If you get to a website and you see the warning “Site Ahead Contains Malware”, you need to act fast.

If it’s not your site, you need to turn around because there could be malware on the website you are trying to access.

If the site ahead happens to be your own site, you need to act fast to fix the situation. This message indicates that your website is either infected with malware and/or has been hacked. Google crawls websites regularly to add new or updated content to the search index. These crawlers also can detect if your site has a malware infection.

If Google or other search crawlers find malware on your site, they immediately flag your site and display this warning to protect users from accessing the web site. This warning has detrimental effects on SEO, site traffic, and your credibility. It can also lead to your web host suspending your hosting account.

Why did your WordPress website get hacked?

Websites get hacked for the following reasons:

• economic gain
• drive-by downloads – malware injections
• black hat SEO
• system resources
• hacktivism

How did your WordPress website get hacked?

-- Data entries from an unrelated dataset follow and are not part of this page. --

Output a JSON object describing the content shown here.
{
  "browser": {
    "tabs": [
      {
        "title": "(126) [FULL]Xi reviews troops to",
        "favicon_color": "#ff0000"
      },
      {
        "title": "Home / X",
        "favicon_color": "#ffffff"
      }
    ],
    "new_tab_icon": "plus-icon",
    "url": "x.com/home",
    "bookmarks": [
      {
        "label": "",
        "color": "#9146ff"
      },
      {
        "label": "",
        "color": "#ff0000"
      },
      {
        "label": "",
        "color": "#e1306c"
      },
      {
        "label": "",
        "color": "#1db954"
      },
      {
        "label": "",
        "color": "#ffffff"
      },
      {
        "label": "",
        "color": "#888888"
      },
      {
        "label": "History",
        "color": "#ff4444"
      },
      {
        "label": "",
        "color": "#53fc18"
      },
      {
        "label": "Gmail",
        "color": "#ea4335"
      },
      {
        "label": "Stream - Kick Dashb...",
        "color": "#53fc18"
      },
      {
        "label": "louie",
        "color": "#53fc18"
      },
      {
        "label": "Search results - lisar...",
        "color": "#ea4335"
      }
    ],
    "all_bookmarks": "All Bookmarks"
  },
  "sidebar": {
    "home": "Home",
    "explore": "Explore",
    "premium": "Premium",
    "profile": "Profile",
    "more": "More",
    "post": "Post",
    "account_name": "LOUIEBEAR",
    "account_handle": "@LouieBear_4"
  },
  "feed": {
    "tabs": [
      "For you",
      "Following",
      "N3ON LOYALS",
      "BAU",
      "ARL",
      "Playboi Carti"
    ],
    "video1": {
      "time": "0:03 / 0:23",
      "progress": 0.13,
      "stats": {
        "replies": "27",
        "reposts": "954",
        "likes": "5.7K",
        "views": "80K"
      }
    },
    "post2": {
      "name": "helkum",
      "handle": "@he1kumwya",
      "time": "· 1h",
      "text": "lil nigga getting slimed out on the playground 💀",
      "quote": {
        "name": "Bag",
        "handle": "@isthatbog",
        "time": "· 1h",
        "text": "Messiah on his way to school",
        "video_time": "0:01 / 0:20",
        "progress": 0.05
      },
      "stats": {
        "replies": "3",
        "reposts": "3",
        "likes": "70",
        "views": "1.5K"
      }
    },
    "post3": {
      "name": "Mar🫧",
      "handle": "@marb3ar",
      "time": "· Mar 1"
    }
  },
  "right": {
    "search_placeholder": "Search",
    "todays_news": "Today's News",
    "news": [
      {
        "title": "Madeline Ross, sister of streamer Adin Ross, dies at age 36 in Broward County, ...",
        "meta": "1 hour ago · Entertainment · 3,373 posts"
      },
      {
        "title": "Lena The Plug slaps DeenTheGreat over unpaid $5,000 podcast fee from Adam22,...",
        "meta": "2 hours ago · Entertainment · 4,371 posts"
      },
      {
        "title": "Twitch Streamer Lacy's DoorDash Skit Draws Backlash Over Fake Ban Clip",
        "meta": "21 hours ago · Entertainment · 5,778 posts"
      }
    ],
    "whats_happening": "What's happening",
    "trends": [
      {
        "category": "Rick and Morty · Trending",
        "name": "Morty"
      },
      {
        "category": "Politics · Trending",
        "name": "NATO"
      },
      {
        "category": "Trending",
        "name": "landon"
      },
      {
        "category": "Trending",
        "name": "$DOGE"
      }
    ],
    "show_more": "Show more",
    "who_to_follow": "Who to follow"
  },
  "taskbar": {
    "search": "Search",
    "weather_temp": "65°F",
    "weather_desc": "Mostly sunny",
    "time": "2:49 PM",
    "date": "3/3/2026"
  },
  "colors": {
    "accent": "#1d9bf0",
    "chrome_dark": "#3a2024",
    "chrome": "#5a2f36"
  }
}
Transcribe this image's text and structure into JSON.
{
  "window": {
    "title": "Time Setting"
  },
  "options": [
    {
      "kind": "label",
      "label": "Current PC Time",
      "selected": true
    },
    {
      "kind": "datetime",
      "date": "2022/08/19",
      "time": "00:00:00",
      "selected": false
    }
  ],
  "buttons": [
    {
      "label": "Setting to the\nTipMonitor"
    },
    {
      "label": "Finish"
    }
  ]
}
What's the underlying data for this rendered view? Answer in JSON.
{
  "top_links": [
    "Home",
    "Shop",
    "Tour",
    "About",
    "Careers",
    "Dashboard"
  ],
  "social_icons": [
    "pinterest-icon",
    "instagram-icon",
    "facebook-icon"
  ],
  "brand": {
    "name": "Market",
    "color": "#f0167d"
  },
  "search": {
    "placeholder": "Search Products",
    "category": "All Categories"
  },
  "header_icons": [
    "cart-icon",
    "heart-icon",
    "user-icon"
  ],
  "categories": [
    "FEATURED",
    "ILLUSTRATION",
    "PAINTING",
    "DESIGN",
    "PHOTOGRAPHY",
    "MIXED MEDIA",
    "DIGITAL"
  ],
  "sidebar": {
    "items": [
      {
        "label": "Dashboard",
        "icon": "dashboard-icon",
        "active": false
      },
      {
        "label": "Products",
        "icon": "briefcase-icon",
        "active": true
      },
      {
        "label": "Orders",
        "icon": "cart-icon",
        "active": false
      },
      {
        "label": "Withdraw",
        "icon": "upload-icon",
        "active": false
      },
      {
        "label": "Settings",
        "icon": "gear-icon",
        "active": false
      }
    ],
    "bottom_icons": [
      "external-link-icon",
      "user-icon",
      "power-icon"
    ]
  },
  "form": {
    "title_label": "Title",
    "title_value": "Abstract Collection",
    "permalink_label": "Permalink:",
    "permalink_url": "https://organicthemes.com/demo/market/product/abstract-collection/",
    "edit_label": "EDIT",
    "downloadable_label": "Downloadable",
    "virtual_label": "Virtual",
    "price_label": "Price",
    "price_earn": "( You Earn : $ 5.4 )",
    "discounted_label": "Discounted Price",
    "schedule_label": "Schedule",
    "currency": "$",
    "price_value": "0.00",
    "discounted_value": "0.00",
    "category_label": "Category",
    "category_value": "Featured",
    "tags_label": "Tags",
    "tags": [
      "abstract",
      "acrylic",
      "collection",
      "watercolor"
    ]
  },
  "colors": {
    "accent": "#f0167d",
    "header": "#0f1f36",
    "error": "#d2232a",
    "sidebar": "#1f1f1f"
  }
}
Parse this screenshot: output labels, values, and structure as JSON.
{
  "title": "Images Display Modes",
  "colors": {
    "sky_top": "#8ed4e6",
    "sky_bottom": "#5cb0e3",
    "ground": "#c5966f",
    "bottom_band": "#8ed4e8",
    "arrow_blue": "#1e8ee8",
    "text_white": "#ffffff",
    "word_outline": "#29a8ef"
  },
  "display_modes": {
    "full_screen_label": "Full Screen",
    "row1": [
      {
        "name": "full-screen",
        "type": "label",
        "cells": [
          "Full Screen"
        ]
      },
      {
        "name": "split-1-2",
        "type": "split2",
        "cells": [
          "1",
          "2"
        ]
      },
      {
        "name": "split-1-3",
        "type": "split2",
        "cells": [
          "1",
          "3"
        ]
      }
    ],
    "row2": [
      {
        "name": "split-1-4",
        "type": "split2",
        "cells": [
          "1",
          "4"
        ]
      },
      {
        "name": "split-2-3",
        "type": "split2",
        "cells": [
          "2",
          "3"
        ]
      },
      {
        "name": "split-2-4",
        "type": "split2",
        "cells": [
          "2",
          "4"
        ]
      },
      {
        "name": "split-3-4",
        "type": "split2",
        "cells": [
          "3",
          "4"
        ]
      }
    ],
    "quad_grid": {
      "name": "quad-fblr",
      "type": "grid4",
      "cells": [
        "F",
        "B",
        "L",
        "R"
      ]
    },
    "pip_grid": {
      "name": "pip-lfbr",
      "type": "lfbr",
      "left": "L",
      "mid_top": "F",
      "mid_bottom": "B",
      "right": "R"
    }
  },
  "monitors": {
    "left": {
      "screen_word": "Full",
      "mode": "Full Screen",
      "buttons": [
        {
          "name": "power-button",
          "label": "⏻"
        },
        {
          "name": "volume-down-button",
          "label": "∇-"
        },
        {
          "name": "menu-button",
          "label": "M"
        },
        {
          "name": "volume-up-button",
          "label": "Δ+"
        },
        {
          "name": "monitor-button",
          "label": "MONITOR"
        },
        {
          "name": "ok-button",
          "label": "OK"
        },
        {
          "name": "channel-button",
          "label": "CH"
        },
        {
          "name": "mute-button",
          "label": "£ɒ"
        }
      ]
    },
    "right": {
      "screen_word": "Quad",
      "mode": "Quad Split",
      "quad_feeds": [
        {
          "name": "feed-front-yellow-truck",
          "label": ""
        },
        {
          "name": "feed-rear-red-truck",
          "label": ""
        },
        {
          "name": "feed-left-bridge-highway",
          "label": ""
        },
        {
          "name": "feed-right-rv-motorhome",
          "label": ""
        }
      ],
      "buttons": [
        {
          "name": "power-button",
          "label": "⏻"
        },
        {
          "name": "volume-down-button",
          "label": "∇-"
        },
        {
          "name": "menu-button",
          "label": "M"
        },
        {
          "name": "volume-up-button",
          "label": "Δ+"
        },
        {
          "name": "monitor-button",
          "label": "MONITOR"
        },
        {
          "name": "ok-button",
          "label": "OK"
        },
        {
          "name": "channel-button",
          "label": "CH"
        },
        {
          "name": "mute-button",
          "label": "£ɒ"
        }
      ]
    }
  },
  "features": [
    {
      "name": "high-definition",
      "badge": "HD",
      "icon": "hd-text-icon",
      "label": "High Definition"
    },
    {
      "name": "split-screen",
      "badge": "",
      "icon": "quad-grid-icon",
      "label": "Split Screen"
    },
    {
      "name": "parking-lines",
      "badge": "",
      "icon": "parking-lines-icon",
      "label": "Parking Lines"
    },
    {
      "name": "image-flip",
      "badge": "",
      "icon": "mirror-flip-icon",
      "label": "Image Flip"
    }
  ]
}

Malware can infect your site in a number of ways:

1. Plugins – An infection could have come through the plugins installed on your website. This can happen for several different reasons – a) old plugins without recent updates are prone to vulnerabilities; b) pirate software is free but often contains malware; c) you may have installed a plugin from an untrusted source.
2. Your Computer Might Have Malware – Often when a computer is infected with malware, uploading a file to a website can lead to a website infected with malware.
3. Brute-force attacks by hackers – Hackers can use a brute-force attack to guess your username and password and break into your website.

What do you do if your site now say’s “The Site Ahead Contains Malware”?

It’s important that you act fast. You will have to remove the malware from the website and then submit your website to Google for review. Google’s safe browsing policies that you need to follow before you submit your site for review are:

• You need to log into Google Search Console and prove you are the owner of your website.
• You need to make sure that your website is clean and free of any malware infections or backdoors.
• You need to fix the vulnerability that led to the hack. We recommend installing the premium version of Wordfence.
• If your host has suspended you for malware, you need to contact them and request they remove the suspension. Your website needs to be back online prior to submitting it to Google for review.
• Call Connect4 Consulting at 202-236-2968 so we can help you with these steps.

How do you prevent “The Site Ahead Contains Malware” from happening again in the future?

If you’ve ever had the misfortune of finding yourself in this situation, it is imperative that you do everything possible to prevent it from happening again. To do that, implement the following procedures:

• Make sure someone is actively managing the hosting of your website. That means you need to make sure that all plugins and WordPress are updated as soon as updates are available. You can’t just rely on hosting alone.
• Install Wordfence or Wordfence Premium to protect your website.
• Update WordPress regularly.
• Only use trusted themes and plugins – stay away from free plugins or themes – particularly if there have been no updates in the last 3 months or more.
• Remove inactive themes and plugins – the more elements you have on your website, the greater the opportunities a hacker has to break into your website.
• Update website passwords, remove inactive users, limit login attempts, install an SSL Certificate.